With a smile, Mannequin explains: "If I walk on the street in broad daylight looking the way I am, there is gawking and 'what the hell is that?' But if I put on my MC Cyborgs jacket and something like this..." She puts on a Robocop-style helmet that covers the top of her face, but is obviously just a worn piece of gear. "This way, the reaction I get is 'oh, it is just those stupid kids again.' Especially if I have some of them with me. I just blend in. Even my skin is assumed to be makeup. Some of the girls have actually taken to wearing makeup that gives the skin a plastic-like sheen. I can go shopping, and mainly just get jokes about it not being Halloween yet. The worst I get is 'we don't allow gang colors here.' That, and the guys who want a piece of me, and you know what piece I mean. I must appeal to some weird cosplay fetish or something. Eyeroll."

Removing the headgear and pointing at her eyes, Mannequin says: "Compared to a human, I am somewhat lacking in facial expressions. So my vocabulary has increased with several spoken terms. Such as 'eyeroll,' 'wink,' 'blink,' and 'seductive eyelash flutter.' One of those was a joke."

"To get back to the story, I learned that I had lost two years. Between that injection and getting ashore on Long Island, a bit over two years had passed. And I have no memories of that time. After getting settled in I started looking into things. That upstate base was gone. Equipment removed, buildings bulldozed, nothing to be found. And the people Marsh had gathered at the facility - all dead. Even the ones who supposedly flushed out. The official story is that during paratrooper training, the transport plane went down soon after take-off, before anyone had a chance to bail out. No survivors. But the weird thing is that if it was a cover up, you'd expect that the bodies would have been burned into unrecognizable crisp. That didn't happen. The plane crashed but didn't burn. The bodies were intact. Guinevere Mann's funeral was an open casket affair. Mother got the flag and everything. I didn't dare to go check up on her because if someone was looking for me, that is what they would expect me to do. But I had friends.

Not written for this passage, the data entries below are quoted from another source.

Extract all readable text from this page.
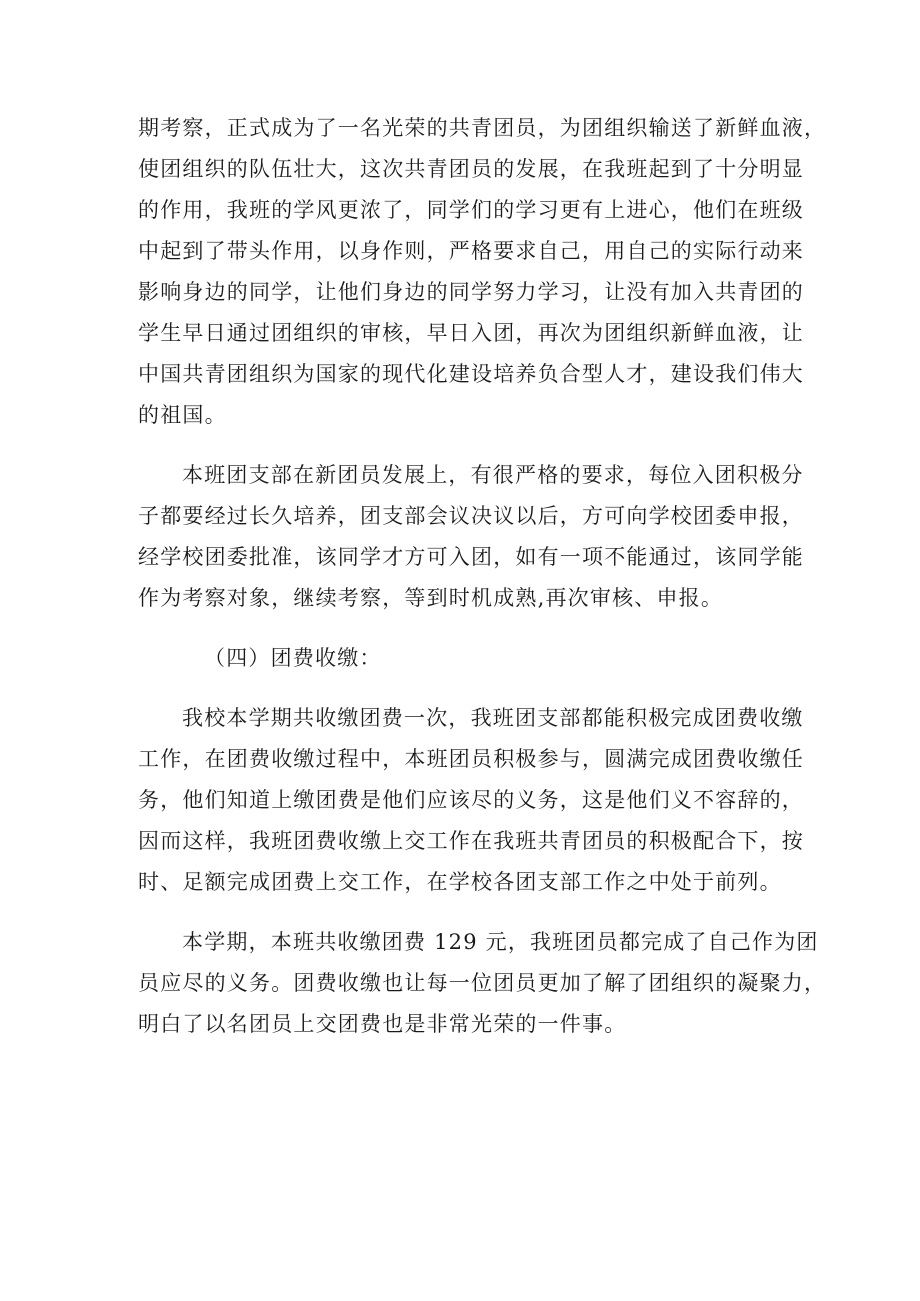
期考察，正式成为了一名光荣的共青团员，为团组织输送了新鲜血液，
使团组织的队伍壮大，这次共青团员的发展，在我班起到了十分明显
的作用，我班的学风更浓了，同学们的学习更有上进心，他们在班级
中起到了带头作用，以身作则，严格要求自己，用自己的实际行动来
影响身边的同学，让他们身边的同学努力学习，让没有加入共青团的
学生早日通过团组织的审核，早日入团，再次为团组织新鲜血液，让
中国共青团组织为国家的现代化建设培养负合型人才，建设我们伟大
的祖国。
本班团支部在新团员发展上，有很严格的要求，每位入团积极分
子都要经过长久培养，团支部会议决议以后，方可向学校团委申报，
经学校团委批准，该同学才方可入团，如有一项不能通过，该同学能
作为考察对象，继续考察，等到时机成熟,再次审核、申报。
（四）团费收缴：
我校本学期共收缴团费一次，我班团支部都能积极完成团费收缴
工作，在团费收缴过程中，本班团员积极参与，圆满完成团费收缴任
务，他们知道上缴团费是他们应该尽的义务，这是他们义不容辞的，
因而这样，我班团费收缴上交工作在我班共青团员的积极配合下，按
时、足额完成团费上交工作，在学校各团支部工作之中处于前列。
本学期，本班共收缴团费 129 元，我班团员都完成了自己作为团
员应尽的义务。团费收缴也让每一位团员更加了解了团组织的凝聚力，
明白了以名团员上交团费也是非常光荣的一件事。
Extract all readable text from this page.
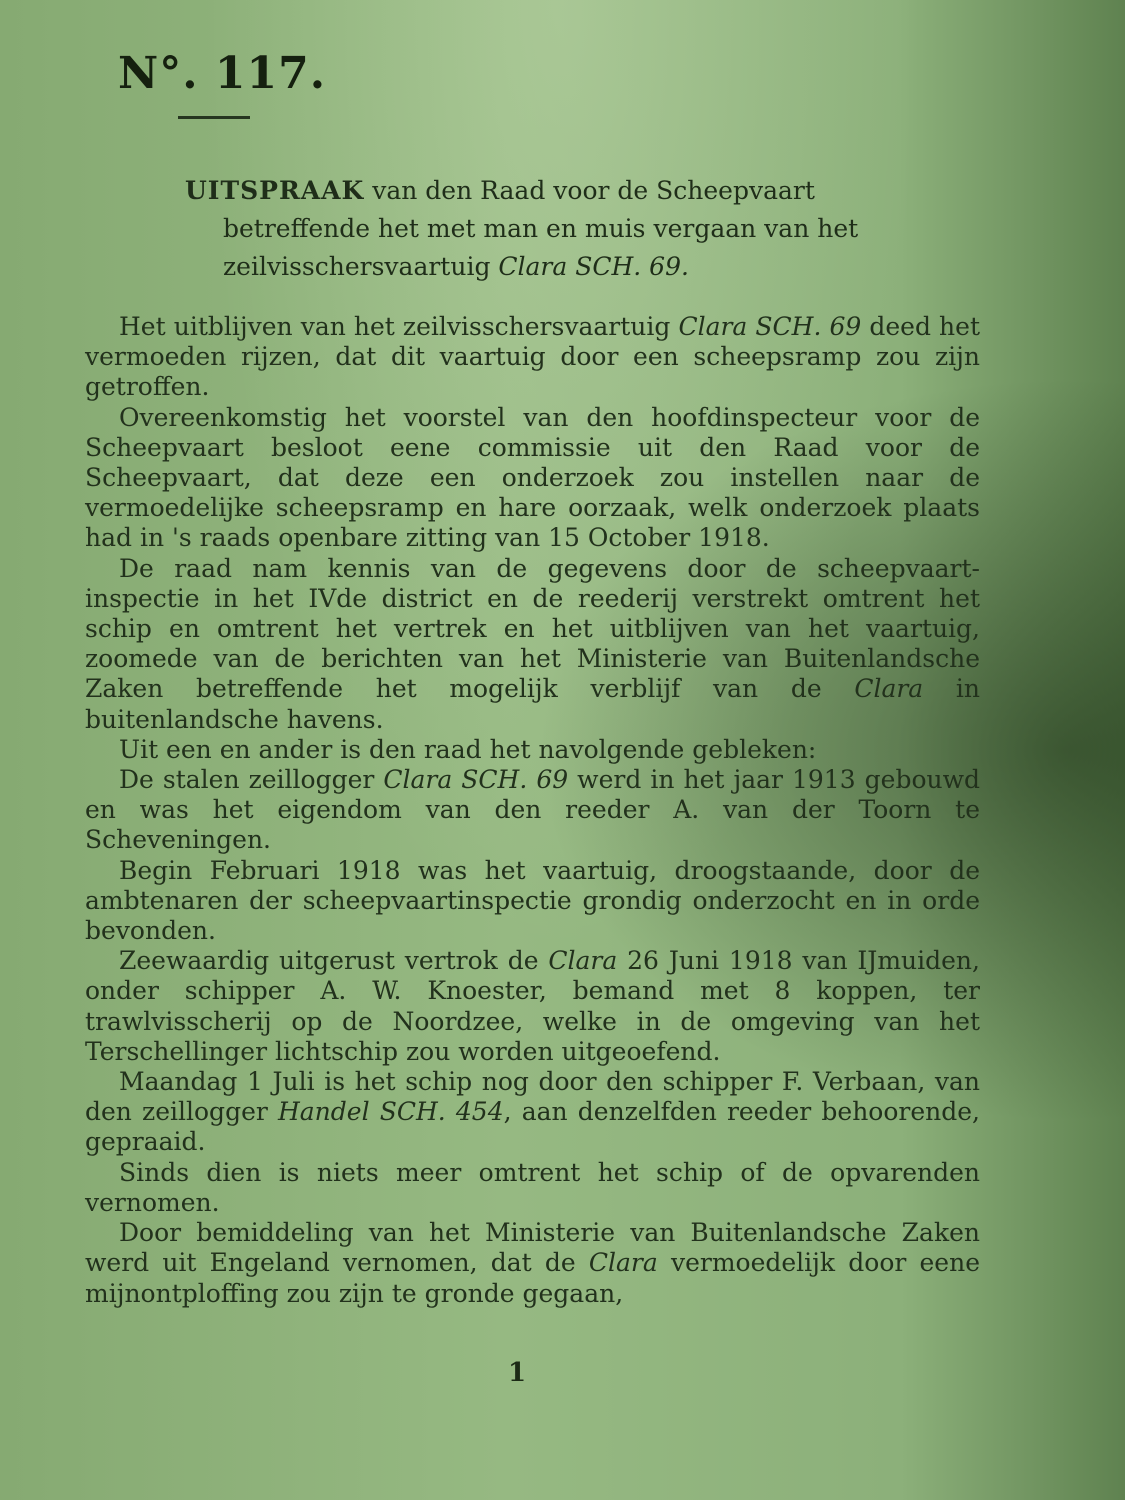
N°. 117.
UITSPRAAK van den Raad voor de Scheepvaart
betreffende het met man en muis vergaan van het
zeilvisschersvaartuig Clara SCH. 69.

Het uitblijven van het zeilvisschersvaartuig Clara SCH. 69 deed het vermoeden rijzen, dat dit vaartuig door een scheepsramp zou zijn getroffen.

Overeenkomstig het voorstel van den hoofdinspecteur voor de Scheepvaart besloot eene commissie uit den Raad voor de Scheepvaart, dat deze een onderzoek zou instellen naar de vermoedelijke scheepsramp en hare oorzaak, welk onderzoek plaats had in 's raads openbare zitting van 15 October 1918.

De raad nam kennis van de gegevens door de scheepvaart-inspectie in het IVde district en de reederij verstrekt omtrent het schip en omtrent het vertrek en het uitblijven van het vaartuig, zoomede van de berichten van het Ministerie van Buitenlandsche Zaken betreffende het mogelijk verblijf van de Clara in buitenlandsche havens.

Uit een en ander is den raad het navolgende gebleken:

De stalen zeillogger Clara SCH. 69 werd in het jaar 1913 gebouwd en was het eigendom van den reeder A. van der Toorn te Scheveningen.

Begin Februari 1918 was het vaartuig, droogstaande, door de ambtenaren der scheepvaartinspectie grondig onderzocht en in orde bevonden.

Zeewaardig uitgerust vertrok de Clara 26 Juni 1918 van IJmuiden, onder schipper A. W. Knoester, bemand met 8 koppen, ter trawlvisscherij op de Noordzee, welke in de omgeving van het Terschellinger lichtschip zou worden uitgeoefend.

Maandag 1 Juli is het schip nog door den schipper F. Verbaan, van den zeillogger Handel SCH. 454, aan denzelfden reeder behoorende, gepraaid.

Sinds dien is niets meer omtrent het schip of de opvarenden vernomen.

Door bemiddeling van het Ministerie van Buitenlandsche Zaken werd uit Engeland vernomen, dat de Clara vermoedelijk door eene mijnontploffing zou zijn te gronde gegaan,

1
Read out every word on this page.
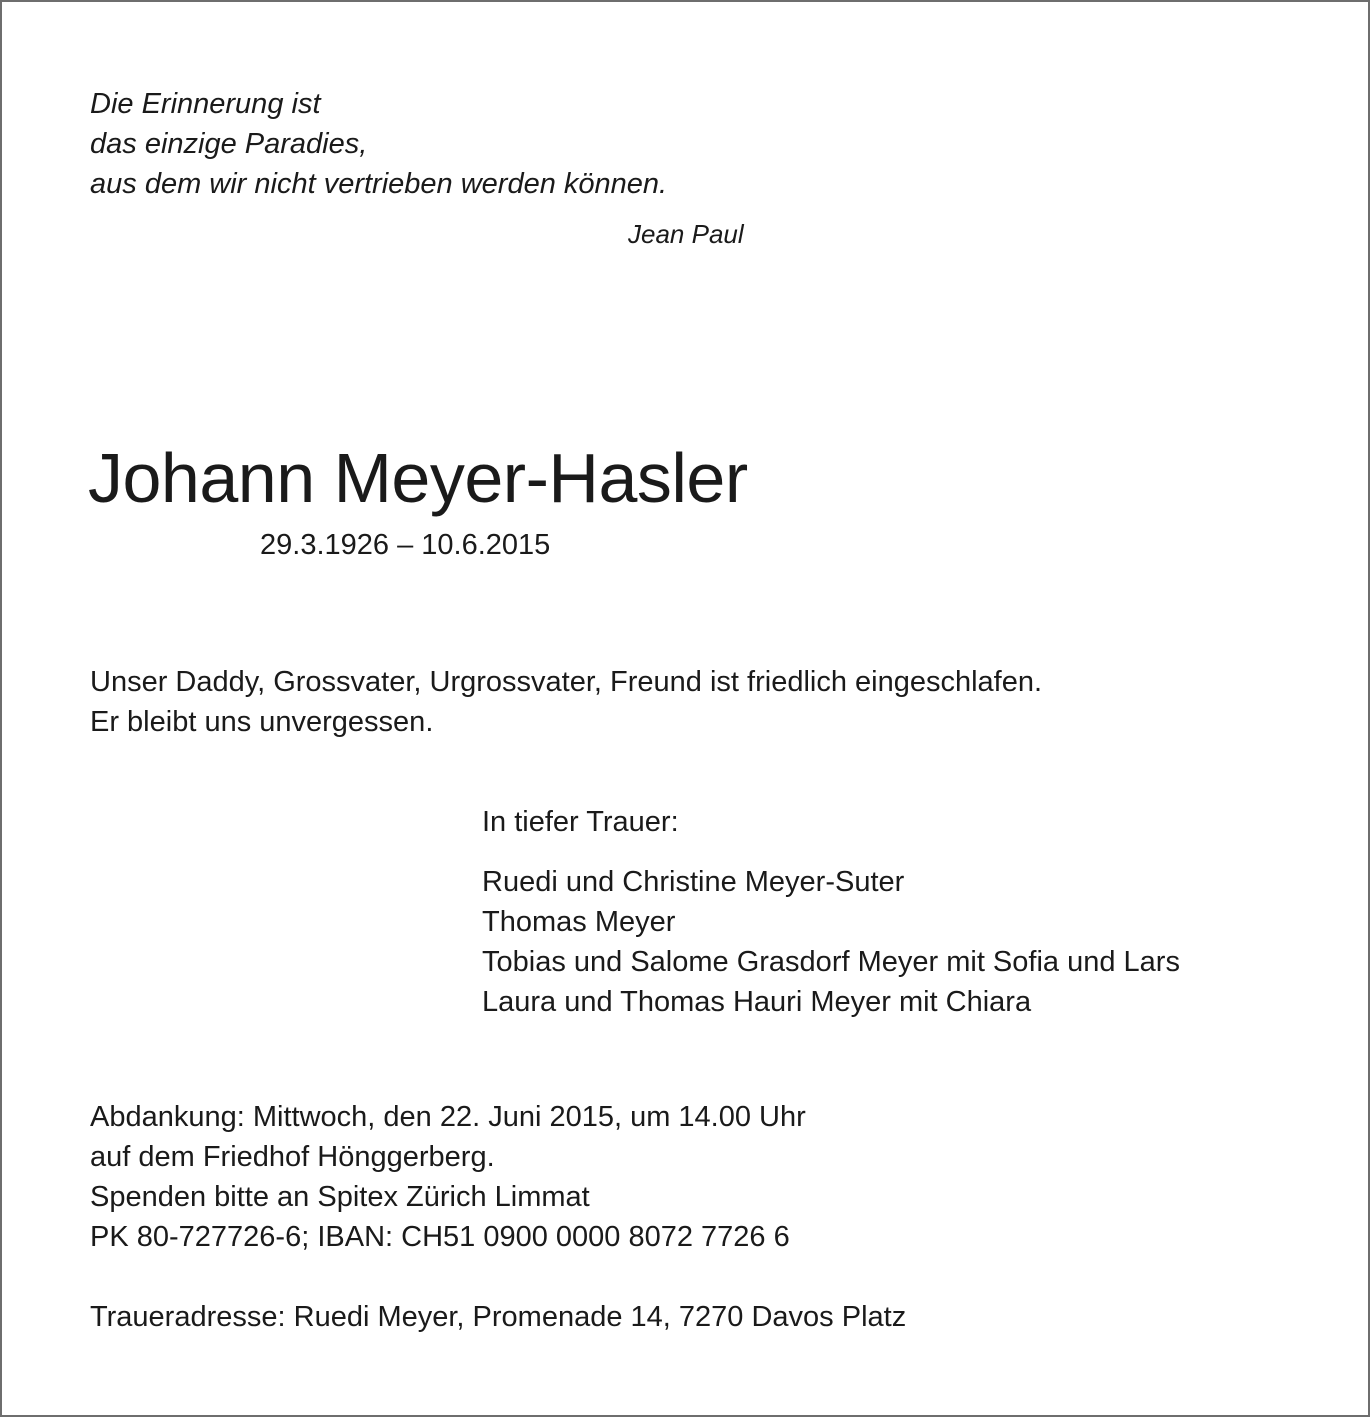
Die Erinnerung ist
das einzige Paradies,
aus dem wir nicht vertrieben werden können.
Jean Paul
Johann Meyer-Hasler
29.3.1926 – 10.6.2015
Unser Daddy, Grossvater, Urgrossvater, Freund ist friedlich eingeschlafen.
Er bleibt uns unvergessen.
In tiefer Trauer:
Ruedi und Christine Meyer-Suter
Thomas Meyer
Tobias und Salome Grasdorf Meyer mit Sofia und Lars
Laura und Thomas Hauri Meyer mit Chiara
Abdankung: Mittwoch, den 22. Juni 2015, um 14.00 Uhr
auf dem Friedhof Hönggerberg.
Spenden bitte an Spitex Zürich Limmat
PK 80-727726-6; IBAN: CH51 0900 0000 8072 7726 6
Traueradresse: Ruedi Meyer, Promenade 14, 7270 Davos Platz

Some of the Cyborgs looked into the matter for me. Turns out that mother is doing a lot better than I expected. Maybe the shock of her daughter's death was a wake up call. She still visits Guinevere's grave - my grave - every week. But she has finally managed to kick the addiction. She is doing evening classes, and is even dating again."

Mannequin leans on a wall. "What really bothers me is that everything seems to indicate that Guinevere Mann is genuinely dead. So why do I have her memories? And not just bits from here and there, but the entire set, collector's edition. And that is not even the only strange thing. What about those two years I can't remember? Was that when I learned to build things like that?" She points at the device on the door. "And do repairs on my body. And speaking of the body, Marsh was a biomedical scientist, and there is nothing biomedical about this. He didn't have the education to design something like this. That must have been done by someone else. So what is the link between the body and the research Marsh was doing? I have been trying to locate Marsh to get some answers. But it is like tracking a ghost. There is no information on him. When I ended up in the news, I thought to see if someone came after me and pressure them to give up his location, but it appears that Marsh was thinking one step ahead of me. Somehow he knew that the Iron Jeremys would show up looking into an android sighting and put the drone on their tail. At least that is what I think happened."

"And now there is you," Mannequin says, looking directly at Tal. "There are similarities between us, but your design is entirely different. Less Action Barbie, more Robocop. More angular and conspicuous, with increased armor and capacity for flight. Different armament too. Could you be from one of those parallel lines of research Marsh mentioned. So - what about you?"